What contributes to APM Failure rate?


I would like to ask what is the failure rate in APM services stands for? I have read the documentation that suggest that the it is based on event.outcome / the status code / and the errors if there are no status code, and I tried to ingest pipeline set metadata the value of event.outcome=failure, transaction.result=HTTP 5xx, and transaction.result=failure. None of these worked to increase the failure rate of the transactions. So how is the failure rate actually defined?
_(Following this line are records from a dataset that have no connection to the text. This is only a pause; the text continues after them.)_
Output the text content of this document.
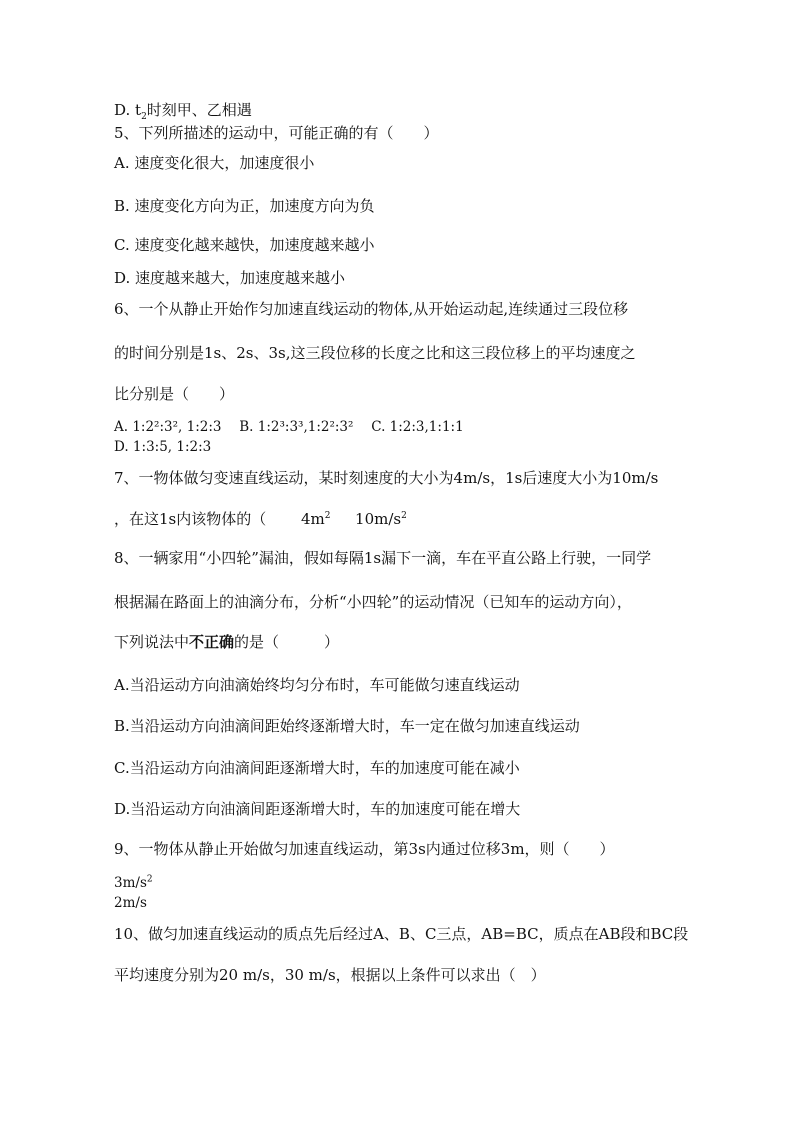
D. $t_2$时刻甲、乙相遇
5、下列所描述的运动中，可能正确的有（　　）
A. 速度变化很大，加速度很小
B. 速度变化方向为正，加速度方向为负
C. 速度变化越来越快，加速度越来越小
D. 速度越来越大，加速度越来越小
6、一个从静止开始作匀加速直线运动的物体,从开始运动起,连续通过三段位移
的时间分别是1s、2s、3s,这三段位移的长度之比和这三段位移上的平均速度之
比分别是（　　）
A. 1:2²:3², 1:2:3　 B. 1:2³:3³,1:2²:3²　 C. 1:2:3,1:1:1
D. 1:3:5, 1:2:3
7、一物体做匀变速直线运动，某时刻速度的大小为4m/s，1s后速度大小为10m/s
，在这1s内该物体的（　　 $4m^2$ 　 $10m/s^2$
8、一辆家用“小四轮”漏油，假如每隔1s漏下一滴，车在平直公路上行驶，一同学
根据漏在路面上的油滴分布，分析“小四轮”的运动情况（已知车的运动方向），
下列说法中不正确的是（　　　）
A.当沿运动方向油滴始终均匀分布时，车可能做匀速直线运动
B.当沿运动方向油滴间距始终逐渐增大时，车一定在做匀加速直线运动
C.当沿运动方向油滴间距逐渐增大时，车的加速度可能在减小
D.当沿运动方向油滴间距逐渐增大时，车的加速度可能在增大
9、一物体从静止开始做匀加速直线运动，第3s内通过位移3m，则（　　）
$3m/s^2$
2m/s
10、做匀加速直线运动的质点先后经过A、B、C三点，AB=BC，质点在AB段和BC段
平均速度分别为20 m/s，30 m/s，根据以上条件可以求出（　）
And is there any way to change a successful transaction to become a failed one (without using code editing API)?


The failure rate is calculated from the span.outcome or transaction.outcome, and for HTTP method calls the behavior depends on the side of the request:

  • the default outcome value depends if an error was triggered during invocation, but there are protocol-specific definitions, for example with HTTP
  • when receiving the HTTP request (on the server side), the transaction is a failure only if it's a 5xx
  • when emitting the HTTP request (on the client side), the span is a failure only if it's a 4xx or 5xx

The agents rely on the following specification for HTTP requests.

From what I understand you need to make some HTTP calls appear as failed ones, whereas they are currently captured as successes, is that correct ?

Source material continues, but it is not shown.